The code/ticket hygiene and traceability works by identifying all of the commits made by each author in your organization. It then associates these commits with merges and pull requests. Finally, it looks at commit messages, branch names, pull request titles, and pull request bodies to find ticket IDs that link back to your ticketing system.
The report then calculates how much time is spent on each commit to provide an overall score showing the percentage of traceable coding time, which is aggregated by team, person, and pull request.
The code/ticket hygiene and traceability report matches ticket identifiers using a regular expression pattern that looks for valid ticket identifiers. It is case-insensitive and tolerates certain typos.
Additionally, the report verifies that any matches correspond to actual tickets, so, e.g., DEV-99999999 would not count as traceable unless a ticket with that ID actually exists.
The report looks for ticket identifier matches in the branch name (also called a “ref”), pull request title, and pull request body. It also looks in commit messages, but commits with ticket identifiers in the commit message can still fail the “use of branches” and “use of pull requests” scorecard checks in this report if they are on a main/master branch or not part of a pull request because they bypass the change control process.

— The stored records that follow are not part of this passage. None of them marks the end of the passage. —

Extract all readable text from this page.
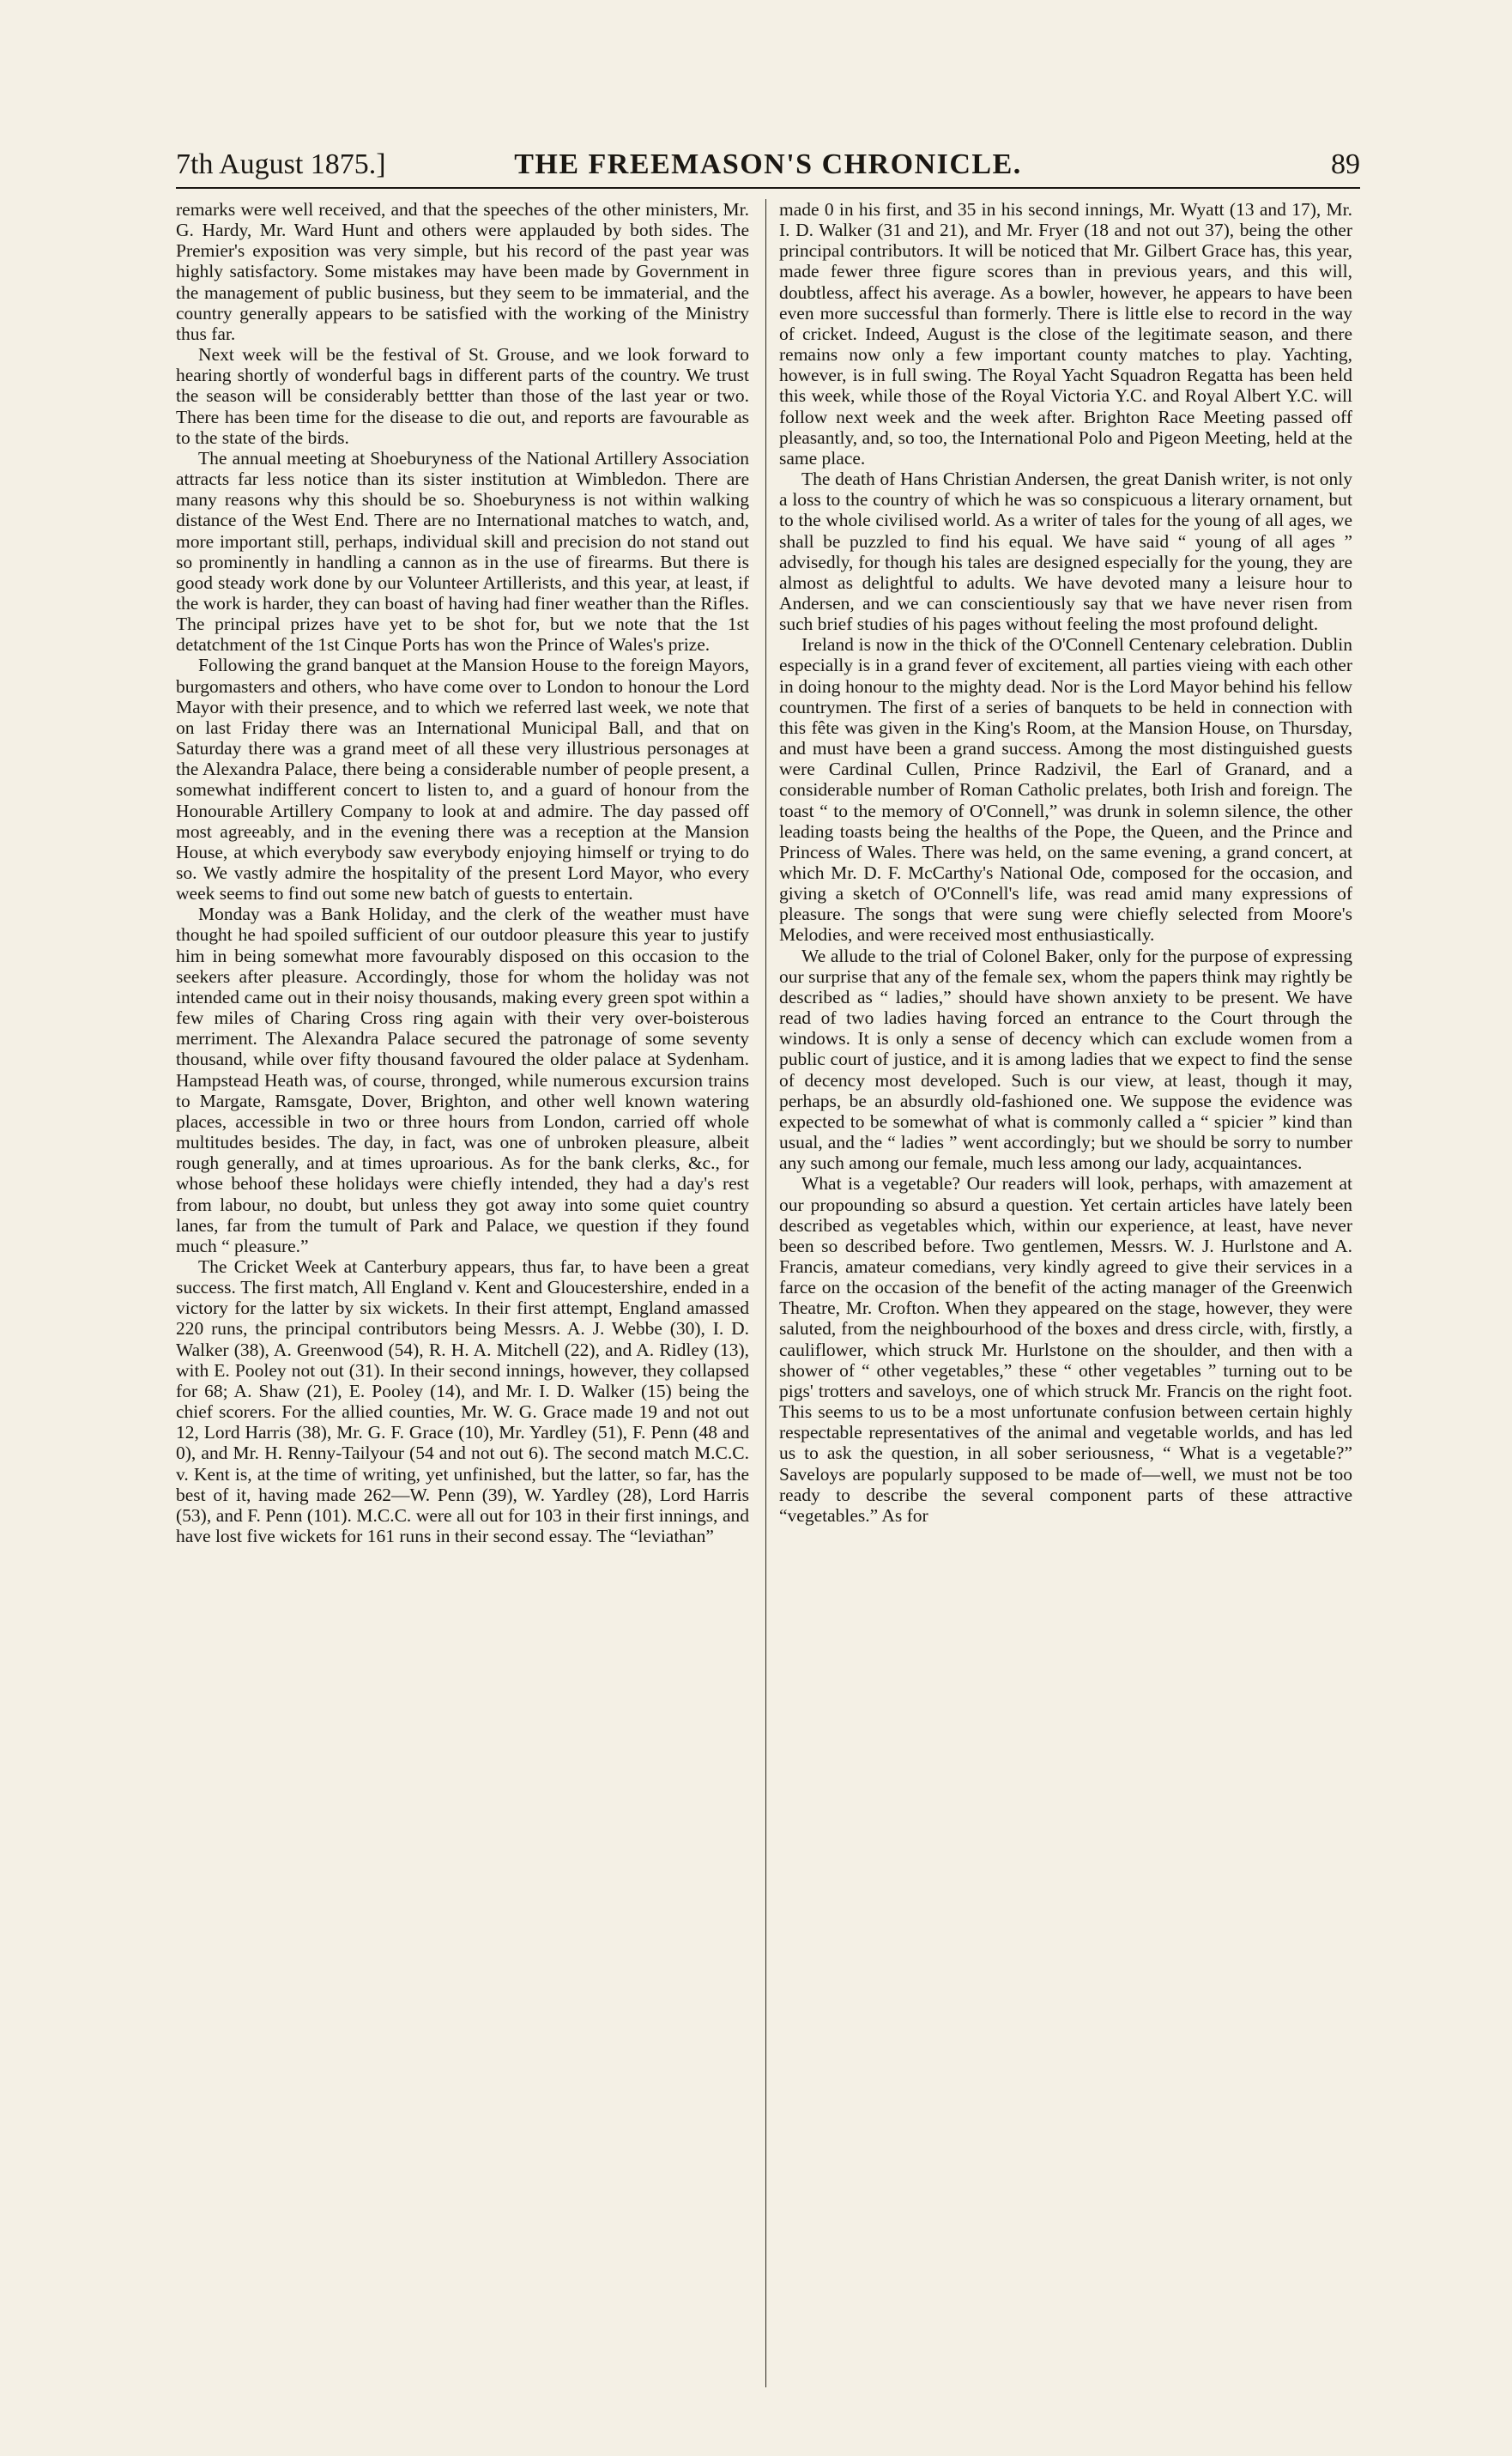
7th August 1875.]	THE FREEMASON'S CHRONICLE.	89

remarks were well received, and that the speeches of the other ministers, Mr. G. Hardy, Mr. Ward Hunt and others were applauded by both sides. The Premier's exposition was very simple, but his record of the past year was highly satisfactory. Some mistakes may have been made by Government in the management of public business, but they seem to be immaterial, and the country generally appears to be satisfied with the working of the Ministry thus far.

Next week will be the festival of St. Grouse, and we look forward to hearing shortly of wonderful bags in different parts of the country. We trust the season will be considerably bettter than those of the last year or two. There has been time for the disease to die out, and reports are favourable as to the state of the birds.

The annual meeting at Shoeburyness of the National Artillery Association attracts far less notice than its sister institution at Wimbledon. There are many reasons why this should be so. Shoeburyness is not within walking distance of the West End. There are no International matches to watch, and, more important still, perhaps, individual skill and precision do not stand out so prominently in handling a cannon as in the use of firearms. But there is good steady work done by our Volunteer Artillerists, and this year, at least, if the work is harder, they can boast of having had finer weather than the Rifles. The principal prizes have yet to be shot for, but we note that the 1st detatchment of the 1st Cinque Ports has won the Prince of Wales's prize.

Following the grand banquet at the Mansion House to the foreign Mayors, burgomasters and others, who have come over to London to honour the Lord Mayor with their presence, and to which we referred last week, we note that on last Friday there was an International Municipal Ball, and that on Saturday there was a grand meet of all these very illustrious personages at the Alexandra Palace, there being a considerable number of people present, a somewhat indifferent concert to listen to, and a guard of honour from the Honourable Artillery Company to look at and admire. The day passed off most agreeably, and in the evening there was a reception at the Mansion House, at which everybody saw everybody enjoying himself or trying to do so. We vastly admire the hospitality of the present Lord Mayor, who every week seems to find out some new batch of guests to entertain.

Monday was a Bank Holiday, and the clerk of the weather must have thought he had spoiled sufficient of our outdoor pleasure this year to justify him in being somewhat more favourably disposed on this occasion to the seekers after pleasure. Accordingly, those for whom the holiday was not intended came out in their noisy thousands, making every green spot within a few miles of Charing Cross ring again with their very over-boisterous merriment. The Alexandra Palace secured the patronage of some seventy thousand, while over fifty thousand favoured the older palace at Sydenham. Hampstead Heath was, of course, thronged, while numerous excursion trains to Margate, Ramsgate, Dover, Brighton, and other well known watering places, accessible in two or three hours from London, carried off whole multitudes besides. The day, in fact, was one of unbroken pleasure, albeit rough generally, and at times uproarious. As for the bank clerks, &c., for whose behoof these holidays were chiefly intended, they had a day's rest from labour, no doubt, but unless they got away into some quiet country lanes, far from the tumult of Park and Palace, we question if they found much “ pleasure.”

The Cricket Week at Canterbury appears, thus far, to have been a great success. The first match, All England v. Kent and Gloucestershire, ended in a victory for the latter by six wickets. In their first attempt, England amassed 220 runs, the principal contributors being Messrs. A. J. Webbe (30), I. D. Walker (38), A. Greenwood (54), R. H. A. Mitchell (22), and A. Ridley (13), with E. Pooley not out (31). In their second innings, however, they collapsed for 68; A. Shaw (21), E. Pooley (14), and Mr. I. D. Walker (15) being the chief scorers. For the allied counties, Mr. W. G. Grace made 19 and not out 12, Lord Harris (38), Mr. G. F. Grace (10), Mr. Yardley (51), F. Penn (48 and 0), and Mr. H. Renny-Tailyour (54 and not out 6). The second match M.C.C. v. Kent is, at the time of writing, yet unfinished, but the latter, so far, has the best of it, having made 262—W. Penn (39), W. Yardley (28), Lord Harris (53), and F. Penn (101). M.C.C. were all out for 103 in their first innings, and have lost five wickets for 161 runs in their second essay. The “leviathan”

made 0 in his first, and 35 in his second innings, Mr. Wyatt (13 and 17), Mr. I. D. Walker (31 and 21), and Mr. Fryer (18 and not out 37), being the other principal contributors. It will be noticed that Mr. Gilbert Grace has, this year, made fewer three figure scores than in previous years, and this will, doubtless, affect his average. As a bowler, however, he appears to have been even more successful than formerly. There is little else to record in the way of cricket. Indeed, August is the close of the legitimate season, and there remains now only a few important county matches to play. Yachting, however, is in full swing. The Royal Yacht Squadron Regatta has been held this week, while those of the Royal Victoria Y.C. and Royal Albert Y.C. will follow next week and the week after. Brighton Race Meeting passed off pleasantly, and, so too, the International Polo and Pigeon Meeting, held at the same place.

The death of Hans Christian Andersen, the great Danish writer, is not only a loss to the country of which he was so conspicuous a literary ornament, but to the whole civilised world. As a writer of tales for the young of all ages, we shall be puzzled to find his equal. We have said “ young of all ages ” advisedly, for though his tales are designed especially for the young, they are almost as delightful to adults. We have devoted many a leisure hour to Andersen, and we can conscientiously say that we have never risen from such brief studies of his pages without feeling the most profound delight.

Ireland is now in the thick of the O'Connell Centenary celebration. Dublin especially is in a grand fever of excitement, all parties vieing with each other in doing honour to the mighty dead. Nor is the Lord Mayor behind his fellow countrymen. The first of a series of banquets to be held in connection with this fête was given in the King's Room, at the Mansion House, on Thursday, and must have been a grand success. Among the most distinguished guests were Cardinal Cullen, Prince Radzivil, the Earl of Granard, and a considerable number of Roman Catholic prelates, both Irish and foreign. The toast “ to the memory of O'Connell,” was drunk in solemn silence, the other leading toasts being the healths of the Pope, the Queen, and the Prince and Princess of Wales. There was held, on the same evening, a grand concert, at which Mr. D. F. McCarthy's National Ode, composed for the occasion, and giving a sketch of O'Connell's life, was read amid many expressions of pleasure. The songs that were sung were chiefly selected from Moore's Melodies, and were received most enthusiastically.

We allude to the trial of Colonel Baker, only for the purpose of expressing our surprise that any of the female sex, whom the papers think may rightly be described as “ ladies,” should have shown anxiety to be present. We have read of two ladies having forced an entrance to the Court through the windows. It is only a sense of decency which can exclude women from a public court of justice, and it is among ladies that we expect to find the sense of decency most developed. Such is our view, at least, though it may, perhaps, be an absurdly old-fashioned one. We suppose the evidence was expected to be somewhat of what is commonly called a “ spicier ” kind than usual, and the “ ladies ” went accordingly; but we should be sorry to number any such among our female, much less among our lady, acquaintances.

What is a vegetable? Our readers will look, perhaps, with amazement at our propounding so absurd a question. Yet certain articles have lately been described as vegetables which, within our experience, at least, have never been so described before. Two gentlemen, Messrs. W. J. Hurlstone and A. Francis, amateur comedians, very kindly agreed to give their services in a farce on the occasion of the benefit of the acting manager of the Greenwich Theatre, Mr. Crofton. When they appeared on the stage, however, they were saluted, from the neighbourhood of the boxes and dress circle, with, firstly, a cauliflower, which struck Mr. Hurlstone on the shoulder, and then with a shower of “ other vegetables,” these “ other vegetables ” turning out to be pigs' trotters and saveloys, one of which struck Mr. Francis on the right foot. This seems to us to be a most unfortunate confusion between certain highly respectable representatives of the animal and vegetable worlds, and has led us to ask the question, in all sober seriousness, “ What is a vegetable?” Saveloys are popularly supposed to be made of—well, we must not be too ready to describe the several component parts of these attractive “vegetables.” As for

Yes, the report properly follows commits through squash and rebase merges using metadata available in pull request records so that they are treated the same way as regular merges. Code written in squashed or rebased commits will be checked for use of pull requests and ticket traceability.
For Git flows with multiple levels of pull requests, like having a side branch that is merged into a feature branch, then into development, and finally into main/master, the report searches for ticket identifiers in all pull requests until the code reaches an integration branch.
In the above example, if the first side branch pull request does not have a ticket identifier, but the PR from the feature branch into development does, then commits on the side branch will be properly counted as linking to a ticket.
However, if the feature branch PR also does not have a ticket, but the PR from development into master mentions some ticket in the body, then the side and feature branch commits will not count as linking to a ticket because they did not have a ticket before reaching development – an integration branch associated with multiple features. In this scenario, mentions of tickets when merging from development to master are disregarded because it’s unclear which specific commits they are associated with.
minware currently supports GitHub, GitLab, Bitbucket, and Azure DevOps Git version control systems.
minware currently supports Jira and GitHub Issues as ticketing systems.
The report is currently unable to identify code that is linked to a ticket that no longer exists at its original ID because it has been deleted or moved. Deleting tickets is generally an anti-pattern and instead they should be resolved as “won’t fix” or a similar status to preserve traceability.
This report excludes commits from bots and users outside of your organization in forked repositories so that they don’t count against the metrics.